Werden, der ich war

Generation kplus

  • Caroline M. Buck
  • Lesedauer: 3 Min.

Das Leben ist nicht einfach in Ladakh. Kalt ist es, arm ist man, und als ob das nicht reichte, ist der junge Padma Angdu noch besonders gefordert: Mit fünf war er, den seine Mutter eigentlich aus Gesundheitsgründen hatte abtreiben sollen, als Reinkarnation eines buddhistischen Weisen erkannt worden. In einem Alter, in dem andere mit der Schule beginnen, wurde er deshalb vom örtlichen Kloster zum Rinpoche gesalbt. Mönch werden als kleines Kind, und dann auch noch Heiliger - eine ziemliche Zumutung.

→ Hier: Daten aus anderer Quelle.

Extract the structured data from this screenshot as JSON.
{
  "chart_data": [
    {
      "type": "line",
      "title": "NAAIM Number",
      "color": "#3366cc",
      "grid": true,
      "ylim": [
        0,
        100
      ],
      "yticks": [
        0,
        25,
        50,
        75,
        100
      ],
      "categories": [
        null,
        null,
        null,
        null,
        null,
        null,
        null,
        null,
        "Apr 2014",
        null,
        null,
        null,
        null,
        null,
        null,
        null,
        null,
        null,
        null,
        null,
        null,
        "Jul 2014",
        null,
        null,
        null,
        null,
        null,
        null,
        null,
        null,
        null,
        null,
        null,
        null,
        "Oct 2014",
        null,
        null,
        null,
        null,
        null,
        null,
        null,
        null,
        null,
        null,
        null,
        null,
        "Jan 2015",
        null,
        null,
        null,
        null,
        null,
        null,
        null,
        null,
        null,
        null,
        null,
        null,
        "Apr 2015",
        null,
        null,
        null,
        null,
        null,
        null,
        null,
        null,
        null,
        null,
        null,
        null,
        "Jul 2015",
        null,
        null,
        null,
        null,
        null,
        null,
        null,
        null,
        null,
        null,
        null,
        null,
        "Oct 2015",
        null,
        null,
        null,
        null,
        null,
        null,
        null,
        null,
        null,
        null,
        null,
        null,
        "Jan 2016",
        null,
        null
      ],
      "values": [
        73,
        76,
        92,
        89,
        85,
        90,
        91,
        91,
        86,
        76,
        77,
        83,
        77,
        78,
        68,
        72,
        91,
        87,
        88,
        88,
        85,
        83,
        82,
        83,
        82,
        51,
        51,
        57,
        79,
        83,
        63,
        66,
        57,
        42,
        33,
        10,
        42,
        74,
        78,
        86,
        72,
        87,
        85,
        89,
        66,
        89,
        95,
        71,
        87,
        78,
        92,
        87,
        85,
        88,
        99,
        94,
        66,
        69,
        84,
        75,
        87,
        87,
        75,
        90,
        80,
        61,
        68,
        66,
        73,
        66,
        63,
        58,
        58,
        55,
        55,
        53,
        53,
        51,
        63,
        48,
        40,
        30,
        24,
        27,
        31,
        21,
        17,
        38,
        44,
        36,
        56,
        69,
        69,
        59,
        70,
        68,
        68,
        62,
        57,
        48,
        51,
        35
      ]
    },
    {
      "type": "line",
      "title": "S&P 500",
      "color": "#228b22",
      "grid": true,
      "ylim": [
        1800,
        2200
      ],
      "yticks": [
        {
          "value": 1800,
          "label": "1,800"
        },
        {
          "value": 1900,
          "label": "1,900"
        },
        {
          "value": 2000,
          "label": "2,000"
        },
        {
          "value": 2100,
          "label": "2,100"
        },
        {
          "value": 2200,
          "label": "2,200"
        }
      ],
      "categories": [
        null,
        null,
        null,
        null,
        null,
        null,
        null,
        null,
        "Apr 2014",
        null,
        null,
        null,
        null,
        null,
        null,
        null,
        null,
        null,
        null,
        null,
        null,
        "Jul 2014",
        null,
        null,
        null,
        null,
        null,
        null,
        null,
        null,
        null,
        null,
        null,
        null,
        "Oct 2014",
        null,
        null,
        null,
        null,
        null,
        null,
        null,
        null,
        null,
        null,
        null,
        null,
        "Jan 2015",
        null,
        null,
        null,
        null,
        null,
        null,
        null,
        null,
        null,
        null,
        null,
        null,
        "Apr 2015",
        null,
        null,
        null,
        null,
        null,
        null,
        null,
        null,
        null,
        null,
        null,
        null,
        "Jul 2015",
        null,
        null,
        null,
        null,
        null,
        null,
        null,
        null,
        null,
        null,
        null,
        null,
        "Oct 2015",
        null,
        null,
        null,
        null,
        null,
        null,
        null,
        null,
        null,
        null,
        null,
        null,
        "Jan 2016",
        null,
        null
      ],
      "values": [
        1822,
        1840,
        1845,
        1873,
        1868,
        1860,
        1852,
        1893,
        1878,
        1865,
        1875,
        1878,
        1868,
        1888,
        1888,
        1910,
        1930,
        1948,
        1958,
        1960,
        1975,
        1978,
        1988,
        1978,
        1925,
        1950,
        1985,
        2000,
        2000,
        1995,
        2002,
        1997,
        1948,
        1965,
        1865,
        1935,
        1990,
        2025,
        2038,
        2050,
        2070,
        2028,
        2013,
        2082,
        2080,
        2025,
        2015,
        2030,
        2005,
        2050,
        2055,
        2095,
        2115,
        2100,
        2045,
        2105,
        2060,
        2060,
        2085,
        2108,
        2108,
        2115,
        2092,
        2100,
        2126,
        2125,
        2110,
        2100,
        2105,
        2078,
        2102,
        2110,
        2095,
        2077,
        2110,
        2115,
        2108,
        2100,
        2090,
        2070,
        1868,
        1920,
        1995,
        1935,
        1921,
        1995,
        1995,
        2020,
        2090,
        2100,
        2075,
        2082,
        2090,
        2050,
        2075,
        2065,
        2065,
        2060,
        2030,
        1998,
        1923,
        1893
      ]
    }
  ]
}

Was aber, wenn aus dem Kloster, in dem Angdu in einer früheren Inkarnation gelehrt haben soll, nun keiner kommt, ihn dorthin zurückzuführen? Das nämlich liegt in Tibet, ist chinesisch besetzt und gar nicht zugänglich für einen Nachwuchsmönch und angehenden Lehrmeister. Im örtlichen Kloster in Ladakh aber kann Angdu nicht lebenslang ausharren und auf eine Änderung der geopolitischen Verhältnisse warten. Dort gibt es bereits einen Rinpoche - und welches Kloster könnte schon zwei Äbte brauchen?

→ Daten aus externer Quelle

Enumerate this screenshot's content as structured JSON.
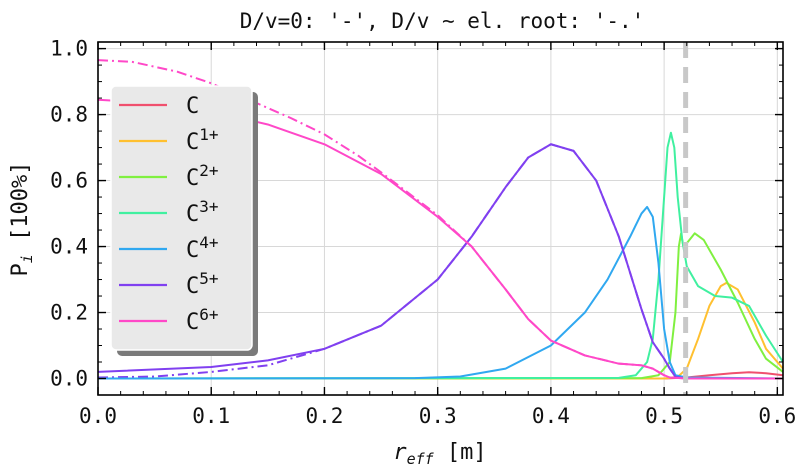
{
  "chart_data": {
    "type": "line",
    "title": "D/v=0: '-', D/v ∼  el. root: '-.'",
    "xlabel_main": "r",
    "xlabel_sub": "eff",
    "xlabel_unit": " [m]",
    "ylabel_main": "P",
    "ylabel_sub": "i",
    "ylabel_unit": " [100%]",
    "xlim": [
      0.0,
      0.605
    ],
    "ylim": [
      -0.05,
      1.02
    ],
    "xticks": [
      "0.0",
      "0.1",
      "0.2",
      "0.3",
      "0.4",
      "0.5",
      "0.6"
    ],
    "yticks": [
      "0.0",
      "0.2",
      "0.4",
      "0.6",
      "0.8",
      "1.0"
    ],
    "grid": true,
    "legend_position": "upper-left",
    "vline_x": 0.519,
    "series": [
      {
        "base": "C",
        "sup": "",
        "color": "#f0506e",
        "points": [
          [
            0,
            0
          ],
          [
            0.5,
            0
          ],
          [
            0.52,
            0.003
          ],
          [
            0.54,
            0.01
          ],
          [
            0.56,
            0.016
          ],
          [
            0.575,
            0.019
          ],
          [
            0.59,
            0.016
          ],
          [
            0.605,
            0.01
          ]
        ]
      },
      {
        "base": "C",
        "sup": "1+",
        "color": "#ffc030",
        "points": [
          [
            0,
            0
          ],
          [
            0.5,
            0
          ],
          [
            0.512,
            0.005
          ],
          [
            0.52,
            0.03
          ],
          [
            0.53,
            0.12
          ],
          [
            0.54,
            0.22
          ],
          [
            0.55,
            0.28
          ],
          [
            0.555,
            0.29
          ],
          [
            0.565,
            0.27
          ],
          [
            0.58,
            0.17
          ],
          [
            0.59,
            0.09
          ],
          [
            0.605,
            0.03
          ]
        ]
      },
      {
        "base": "C",
        "sup": "2+",
        "color": "#80f040",
        "points": [
          [
            0,
            0
          ],
          [
            0.48,
            0.001
          ],
          [
            0.495,
            0.01
          ],
          [
            0.505,
            0.05
          ],
          [
            0.51,
            0.2
          ],
          [
            0.513,
            0.4
          ],
          [
            0.515,
            0.44
          ],
          [
            0.517,
            0.4
          ],
          [
            0.52,
            0.41
          ],
          [
            0.527,
            0.44
          ],
          [
            0.535,
            0.42
          ],
          [
            0.55,
            0.33
          ],
          [
            0.565,
            0.23
          ],
          [
            0.58,
            0.12
          ],
          [
            0.59,
            0.06
          ],
          [
            0.605,
            0.02
          ]
        ]
      },
      {
        "base": "C",
        "sup": "3+",
        "color": "#40f0a0",
        "points": [
          [
            0,
            0
          ],
          [
            0.46,
            0.002
          ],
          [
            0.475,
            0.01
          ],
          [
            0.485,
            0.05
          ],
          [
            0.49,
            0.12
          ],
          [
            0.495,
            0.3
          ],
          [
            0.5,
            0.55
          ],
          [
            0.503,
            0.7
          ],
          [
            0.506,
            0.745
          ],
          [
            0.509,
            0.7
          ],
          [
            0.512,
            0.55
          ],
          [
            0.516,
            0.42
          ],
          [
            0.52,
            0.34
          ],
          [
            0.53,
            0.28
          ],
          [
            0.545,
            0.25
          ],
          [
            0.56,
            0.245
          ],
          [
            0.575,
            0.22
          ],
          [
            0.59,
            0.13
          ],
          [
            0.605,
            0.05
          ]
        ]
      },
      {
        "base": "C",
        "sup": "4+",
        "color": "#30a8f0",
        "points": [
          [
            0,
            0
          ],
          [
            0.28,
            0.001
          ],
          [
            0.32,
            0.006
          ],
          [
            0.36,
            0.03
          ],
          [
            0.4,
            0.1
          ],
          [
            0.43,
            0.2
          ],
          [
            0.45,
            0.3
          ],
          [
            0.47,
            0.43
          ],
          [
            0.48,
            0.5
          ],
          [
            0.485,
            0.52
          ],
          [
            0.49,
            0.49
          ],
          [
            0.495,
            0.35
          ],
          [
            0.5,
            0.15
          ],
          [
            0.505,
            0.05
          ],
          [
            0.51,
            0.01
          ],
          [
            0.52,
            0.003
          ],
          [
            0.605,
            0
          ]
        ]
      },
      {
        "base": "C",
        "sup": "5+",
        "color": "#8040f0",
        "points": [
          [
            0,
            0.02
          ],
          [
            0.1,
            0.035
          ],
          [
            0.15,
            0.055
          ],
          [
            0.2,
            0.09
          ],
          [
            0.25,
            0.16
          ],
          [
            0.3,
            0.3
          ],
          [
            0.33,
            0.43
          ],
          [
            0.36,
            0.58
          ],
          [
            0.38,
            0.67
          ],
          [
            0.4,
            0.71
          ],
          [
            0.42,
            0.69
          ],
          [
            0.44,
            0.6
          ],
          [
            0.46,
            0.43
          ],
          [
            0.48,
            0.21
          ],
          [
            0.49,
            0.11
          ],
          [
            0.5,
            0.06
          ],
          [
            0.505,
            0.03
          ],
          [
            0.51,
            0.005
          ],
          [
            0.52,
            0
          ],
          [
            0.605,
            0
          ]
        ]
      },
      {
        "base": "C",
        "sup": "6+",
        "color": "#ff48c8",
        "points": [
          [
            0,
            0.845
          ],
          [
            0.05,
            0.835
          ],
          [
            0.1,
            0.81
          ],
          [
            0.15,
            0.77
          ],
          [
            0.2,
            0.71
          ],
          [
            0.25,
            0.62
          ],
          [
            0.3,
            0.49
          ],
          [
            0.33,
            0.4
          ],
          [
            0.36,
            0.27
          ],
          [
            0.38,
            0.18
          ],
          [
            0.4,
            0.115
          ],
          [
            0.43,
            0.07
          ],
          [
            0.46,
            0.045
          ],
          [
            0.48,
            0.04
          ],
          [
            0.49,
            0.03
          ],
          [
            0.5,
            0.01
          ],
          [
            0.505,
            0.003
          ],
          [
            0.52,
            0
          ],
          [
            0.605,
            0
          ]
        ]
      }
    ],
    "dashdot_series": [
      {
        "color": "#ff48c8",
        "points": [
          [
            0,
            0.965
          ],
          [
            0.03,
            0.96
          ],
          [
            0.07,
            0.93
          ],
          [
            0.1,
            0.895
          ],
          [
            0.13,
            0.85
          ],
          [
            0.17,
            0.79
          ],
          [
            0.2,
            0.74
          ],
          [
            0.23,
            0.675
          ],
          [
            0.25,
            0.625
          ],
          [
            0.3,
            0.495
          ],
          [
            0.33,
            0.4
          ],
          [
            0.36,
            0.27
          ],
          [
            0.38,
            0.18
          ],
          [
            0.4,
            0.115
          ],
          [
            0.43,
            0.07
          ],
          [
            0.46,
            0.045
          ],
          [
            0.48,
            0.04
          ],
          [
            0.49,
            0.03
          ],
          [
            0.5,
            0.01
          ],
          [
            0.505,
            0.003
          ],
          [
            0.52,
            0
          ],
          [
            0.605,
            0
          ]
        ]
      },
      {
        "color": "#8040f0",
        "points": [
          [
            0,
            0.003
          ],
          [
            0.05,
            0.006
          ],
          [
            0.1,
            0.02
          ],
          [
            0.15,
            0.04
          ],
          [
            0.2,
            0.09
          ],
          [
            0.25,
            0.16
          ],
          [
            0.3,
            0.3
          ],
          [
            0.33,
            0.43
          ],
          [
            0.36,
            0.58
          ],
          [
            0.38,
            0.67
          ],
          [
            0.4,
            0.71
          ],
          [
            0.42,
            0.69
          ],
          [
            0.44,
            0.6
          ],
          [
            0.46,
            0.43
          ],
          [
            0.48,
            0.21
          ],
          [
            0.49,
            0.11
          ],
          [
            0.5,
            0.06
          ],
          [
            0.505,
            0.03
          ],
          [
            0.51,
            0.005
          ],
          [
            0.52,
            0
          ],
          [
            0.605,
            0
          ]
        ]
      }
    ]
  }
}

»Becoming Who I Was«, werden, der ich war - für Angdu wird das ein ziemlich weiter Weg sein, vom traditionellen Dorfdoktor und buddhistischen Repetitor treu begleitet, der sich mit Fürsorglichkeit, guten Ratschlägen, Demut und Gelächter dieser neuen Lebensaufgabe annimmt. Bis er kränkelt - und Angdu zunehmend an seiner exponierten Isoliertheit verzweifelt. Zunächst führt sein Weg zurück ins örtliche Kloster: zum Lernen, nicht zum Lehren. Dann aber machen der Doktor und er sich auf die Reise über die indische Ebene und Sikkim Richtung Tibet, ein Meister auf der Suche nach seinen Schülern.

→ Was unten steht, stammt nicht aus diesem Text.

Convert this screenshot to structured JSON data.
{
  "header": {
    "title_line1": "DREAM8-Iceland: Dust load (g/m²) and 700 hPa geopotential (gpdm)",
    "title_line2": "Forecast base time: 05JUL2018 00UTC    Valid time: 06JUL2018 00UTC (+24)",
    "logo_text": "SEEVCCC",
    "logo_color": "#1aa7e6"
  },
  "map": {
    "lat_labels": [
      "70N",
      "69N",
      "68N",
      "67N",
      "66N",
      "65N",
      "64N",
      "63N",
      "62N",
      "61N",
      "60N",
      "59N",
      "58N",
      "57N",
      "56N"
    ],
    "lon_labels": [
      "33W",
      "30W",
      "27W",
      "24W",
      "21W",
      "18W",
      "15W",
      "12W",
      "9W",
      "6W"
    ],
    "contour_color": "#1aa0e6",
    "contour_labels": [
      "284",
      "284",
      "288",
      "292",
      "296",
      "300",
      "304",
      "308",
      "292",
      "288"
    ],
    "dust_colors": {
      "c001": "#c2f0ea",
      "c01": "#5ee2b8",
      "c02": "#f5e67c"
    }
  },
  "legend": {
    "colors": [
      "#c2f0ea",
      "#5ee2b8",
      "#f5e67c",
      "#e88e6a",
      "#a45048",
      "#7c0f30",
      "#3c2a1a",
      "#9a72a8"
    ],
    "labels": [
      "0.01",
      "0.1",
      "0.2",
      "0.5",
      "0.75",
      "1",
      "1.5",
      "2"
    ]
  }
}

Die Dokumentarfilmer Moon Chang-Yong und Jin Jeon stammen nicht aus Ladakh, sondern aus Südkorea. Ihre bildstarke, detaillierte Langzeitbeobachtung gehört trotzdem zum Besten, was in diesem Genre bisher zu sehen war. Filme zu Spielarten des Themas »Hilfe, mein Sohn ist ein buddhistischer Heiliger« gibt es nämlich eine ganze Menge - dieser hier ist eine echte Perle. Ein berührender Film über Menschlichkeit und das Eintreten füreinander, ganz diesseits vom Glauben an Reinkarnation und Sendung.

Was die Zukunft bringen wird, ist eine häufige Frage in den Filmen für Kinder im vorpubertären Alter bei »Generation kplus«. Kindheit ist hier selten reine Idylle, selbstvergessene Spielwiese oder völlig unbeschwert. Oft ist sie bloß Übergangsstadium ins spätere Leben wie für Angdu. Eine Zeit der Orientierung zwischen Welten wie für den jungen Ady, der in Frankreich aufwuchs und sich plötzlich bei der Verwandtschaft in Burkina Faso wiederfindet, im französischen Spielfilm »Wallay« des Wahl-Burkinaben Berni Goldblat. Oder eine Zeit der Ausgrenzung, der autoritären Verhältnisse und Einsamkeit wie in »Shi Tou« von Xiang Zhao, einem anderen nah an der Realität inszenierten Spielfilm. Der spielt in einer Schule im dörflichen China, unter lauter Söhnen von Wanderarbeitern, die in der fernen Stadt ihr und ihrer Kinder Glück zu verdienen suchen. Und stattdessen eine ganze Generation von Waisenkindern schaffen.